My jaw falls open in outrage. Why does my family always assume that I’m in the wrong?

“I didn’t do anything,” I answer stiffly. But then defeat weakens my voice. “They don’t think someone like me is good for the sorority’s reputation. One of them said I was an arsonist.”

“Well,” Dean says not so tactfully. “You kind of are.”

“Fuck off, Dicky. It was an accident. Arsonists intentionally set fires.”

“So you’re an accidental arsonist. The Accidental Arsonist. That’s a great name for a book.”

“Awesome. Go write that.” I don’t care how snide I sound. I’m feeling snarky, and my nerves are shot. “Anyway, they kicked me out, and now I have to figure out where the heck I’m going to live this semester.” My throat catches on a lump that appears out of nowhere, and a choked almost-sob squeezes past it.

“Are you okay?” Dean asks immediately.

“I don’t know.” I swallow hard. “I… This is ridiculous. I don’t know why I’m upset. Those girls are awful and I wouldn’t have enjoyed living with them. I mean, it’s New Year’s Eve, and they’re all on campus! They’re doing some charity fundraiser thing instead of partying! That’s so not my scene.”

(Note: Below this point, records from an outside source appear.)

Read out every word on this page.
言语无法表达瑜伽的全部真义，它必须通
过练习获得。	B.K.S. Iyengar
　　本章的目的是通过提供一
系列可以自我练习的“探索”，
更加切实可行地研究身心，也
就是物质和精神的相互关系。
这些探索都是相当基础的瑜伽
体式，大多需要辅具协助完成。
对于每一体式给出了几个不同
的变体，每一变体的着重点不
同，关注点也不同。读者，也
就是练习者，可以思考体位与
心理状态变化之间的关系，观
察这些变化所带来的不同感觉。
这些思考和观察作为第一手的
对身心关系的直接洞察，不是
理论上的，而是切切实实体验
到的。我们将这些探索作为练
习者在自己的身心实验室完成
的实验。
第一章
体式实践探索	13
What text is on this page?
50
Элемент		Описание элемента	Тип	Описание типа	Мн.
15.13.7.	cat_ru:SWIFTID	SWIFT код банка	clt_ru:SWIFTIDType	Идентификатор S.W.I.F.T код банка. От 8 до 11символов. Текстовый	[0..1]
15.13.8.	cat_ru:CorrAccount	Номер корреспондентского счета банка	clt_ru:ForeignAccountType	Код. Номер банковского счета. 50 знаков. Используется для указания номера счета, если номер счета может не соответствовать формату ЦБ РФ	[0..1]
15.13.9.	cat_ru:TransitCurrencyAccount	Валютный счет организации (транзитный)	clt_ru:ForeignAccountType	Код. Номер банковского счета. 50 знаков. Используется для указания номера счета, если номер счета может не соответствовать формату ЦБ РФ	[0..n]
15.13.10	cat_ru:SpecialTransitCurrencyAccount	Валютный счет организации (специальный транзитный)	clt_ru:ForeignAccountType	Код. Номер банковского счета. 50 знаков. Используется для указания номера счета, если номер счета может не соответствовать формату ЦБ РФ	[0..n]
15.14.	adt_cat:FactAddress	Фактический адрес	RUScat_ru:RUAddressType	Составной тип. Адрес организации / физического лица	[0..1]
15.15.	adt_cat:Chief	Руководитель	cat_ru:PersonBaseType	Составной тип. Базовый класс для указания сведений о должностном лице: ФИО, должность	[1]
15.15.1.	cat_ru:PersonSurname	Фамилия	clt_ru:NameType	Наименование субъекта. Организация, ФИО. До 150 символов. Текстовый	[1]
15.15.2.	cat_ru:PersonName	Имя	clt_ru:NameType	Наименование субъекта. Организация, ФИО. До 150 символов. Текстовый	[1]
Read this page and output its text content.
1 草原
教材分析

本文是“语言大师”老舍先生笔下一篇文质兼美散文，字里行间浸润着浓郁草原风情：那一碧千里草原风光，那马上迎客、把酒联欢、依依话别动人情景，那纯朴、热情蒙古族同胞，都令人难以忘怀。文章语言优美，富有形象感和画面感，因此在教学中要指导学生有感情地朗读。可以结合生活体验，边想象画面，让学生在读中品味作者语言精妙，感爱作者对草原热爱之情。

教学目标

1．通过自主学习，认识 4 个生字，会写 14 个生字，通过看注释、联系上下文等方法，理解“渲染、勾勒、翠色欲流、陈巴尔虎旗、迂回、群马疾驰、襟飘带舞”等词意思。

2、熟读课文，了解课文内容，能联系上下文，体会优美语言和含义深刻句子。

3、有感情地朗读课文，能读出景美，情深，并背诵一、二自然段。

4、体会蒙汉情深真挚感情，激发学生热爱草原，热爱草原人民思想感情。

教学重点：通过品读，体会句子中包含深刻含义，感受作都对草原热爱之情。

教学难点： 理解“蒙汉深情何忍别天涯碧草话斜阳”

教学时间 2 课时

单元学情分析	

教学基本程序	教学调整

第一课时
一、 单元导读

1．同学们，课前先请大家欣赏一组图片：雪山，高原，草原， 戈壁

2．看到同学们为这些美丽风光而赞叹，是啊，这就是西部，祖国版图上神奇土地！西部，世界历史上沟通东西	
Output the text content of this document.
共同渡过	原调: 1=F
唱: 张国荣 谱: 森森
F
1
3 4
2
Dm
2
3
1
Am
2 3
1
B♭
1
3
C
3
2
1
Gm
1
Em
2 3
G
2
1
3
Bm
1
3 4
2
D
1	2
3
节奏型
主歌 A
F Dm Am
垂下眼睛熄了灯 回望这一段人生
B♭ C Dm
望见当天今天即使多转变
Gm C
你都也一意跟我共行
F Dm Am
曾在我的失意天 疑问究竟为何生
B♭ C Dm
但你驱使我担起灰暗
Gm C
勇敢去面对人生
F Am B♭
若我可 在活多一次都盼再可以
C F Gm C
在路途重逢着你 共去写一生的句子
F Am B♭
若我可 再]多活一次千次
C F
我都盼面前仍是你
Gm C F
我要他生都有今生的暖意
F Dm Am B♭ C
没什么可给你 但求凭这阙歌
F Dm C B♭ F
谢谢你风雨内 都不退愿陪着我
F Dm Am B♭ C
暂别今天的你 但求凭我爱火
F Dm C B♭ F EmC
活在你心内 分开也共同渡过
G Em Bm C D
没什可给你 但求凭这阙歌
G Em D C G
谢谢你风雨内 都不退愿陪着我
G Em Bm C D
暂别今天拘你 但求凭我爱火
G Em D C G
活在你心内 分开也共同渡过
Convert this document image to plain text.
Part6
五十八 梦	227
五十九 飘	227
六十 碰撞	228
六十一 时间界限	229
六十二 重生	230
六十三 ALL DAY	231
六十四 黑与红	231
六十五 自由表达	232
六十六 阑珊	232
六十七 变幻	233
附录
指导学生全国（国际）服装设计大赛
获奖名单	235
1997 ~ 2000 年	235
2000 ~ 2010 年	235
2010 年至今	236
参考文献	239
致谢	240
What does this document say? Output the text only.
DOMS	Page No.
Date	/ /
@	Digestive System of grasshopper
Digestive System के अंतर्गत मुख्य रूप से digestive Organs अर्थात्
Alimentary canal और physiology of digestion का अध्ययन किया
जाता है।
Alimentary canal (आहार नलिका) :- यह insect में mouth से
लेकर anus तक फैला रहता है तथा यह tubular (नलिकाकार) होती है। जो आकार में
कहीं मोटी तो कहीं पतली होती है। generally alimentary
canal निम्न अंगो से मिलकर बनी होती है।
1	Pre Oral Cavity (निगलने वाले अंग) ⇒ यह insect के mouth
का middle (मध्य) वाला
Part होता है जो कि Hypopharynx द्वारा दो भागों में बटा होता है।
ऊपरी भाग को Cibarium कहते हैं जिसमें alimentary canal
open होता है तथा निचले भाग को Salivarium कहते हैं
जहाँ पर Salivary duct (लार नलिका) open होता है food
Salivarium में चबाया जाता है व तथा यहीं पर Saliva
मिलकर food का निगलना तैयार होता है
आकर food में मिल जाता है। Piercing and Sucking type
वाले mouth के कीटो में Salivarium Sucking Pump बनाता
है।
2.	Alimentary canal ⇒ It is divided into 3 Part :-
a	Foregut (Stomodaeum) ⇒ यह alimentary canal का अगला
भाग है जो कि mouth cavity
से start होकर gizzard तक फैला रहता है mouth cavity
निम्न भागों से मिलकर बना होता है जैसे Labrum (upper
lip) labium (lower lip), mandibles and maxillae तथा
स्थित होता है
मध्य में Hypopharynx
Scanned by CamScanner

The tears I’ve been holding at bay are no longer controllable. Two fat drops slide down my cheeks, and I’m so glad Dean isn’t here to witness it. It’s bad enough that he can hear me crying.

“I’m sorry, Boogers.”

“Whatever.” I angrily swipe at my wet eyes. “It doesn’t matter. I’m not going to cry over a few mean girls and an overcrowded house. I won’t let it get to me. Would Selena Gomez let it get to her? Absolutely not.”

There’s a confused beat. “Selena Gomez?”

“Yes.” I jut out my chin. “She’s a symbol of class and purity, and I try to model myself after her. Personality-wise. Obviously, when it comes to style, I will forever strive to be Coco Chanel, and I will forever fail because nobody can be Coco Chanel.”

“Obviously.” He pauses. “Which era Selena Gomez are we talking about? Justin Bieber or The Weeknd? Or Bieber part two?”

I frown at my phone. “Are you for real right now?”

“What?”

“A woman isn’t defined by her boyfriends. She’s defined by her achievements. And her shoes.”

My gaze lands on my new boots, courtesy of Nana Celeste. At least I’ve had smashing success in the shoe department.

The rest of it, not so much.

“I guess I can ask Dad to call the housing people and see if there’s availability in any of the dorms.” Once again, I feel defeated. “I really don’t want to do that, though. He already had to pull strings to get me into Briar.”

And I’d rather not live in a dorm if I can help it. Sharing a bathroom with a dozen other girls is my worst nightmare. I had to do it in the Kappa house at Brown, but the private bedroom made the bathroom situation easier to swallow. No way will there be any singles left in the dorms this far into the school year.

I moan softly. “What am I supposed to do?”

I have two older brothers who never, ever pass up an opportunity to tease or embarrass me, but sometimes they display rare moments of compassion. “Don’t call Dad yet,” Dean says gruffly. “Let me see what I can do first.”

My forehead wrinkles. “I’m not sure you can do anything.”

“Just hold off on calling him. I’ve got an idea.” The squeal of brakes fills the line. “One sec. Thanks, bro. Five-star ride, for sure.” A car door slams. “Summer, you’re coming back to the city tonight anyway, right?”

“I wasn’t planning on it,” I admit, “but I guess I don’t have a choice now. I’ll have to grab a hotel in Boston until I figure out my living arrangements.”

“Not Boston. I meant New York. The semester doesn’t start for a few weeks. I figured you’d be staying at the penthouse until then.”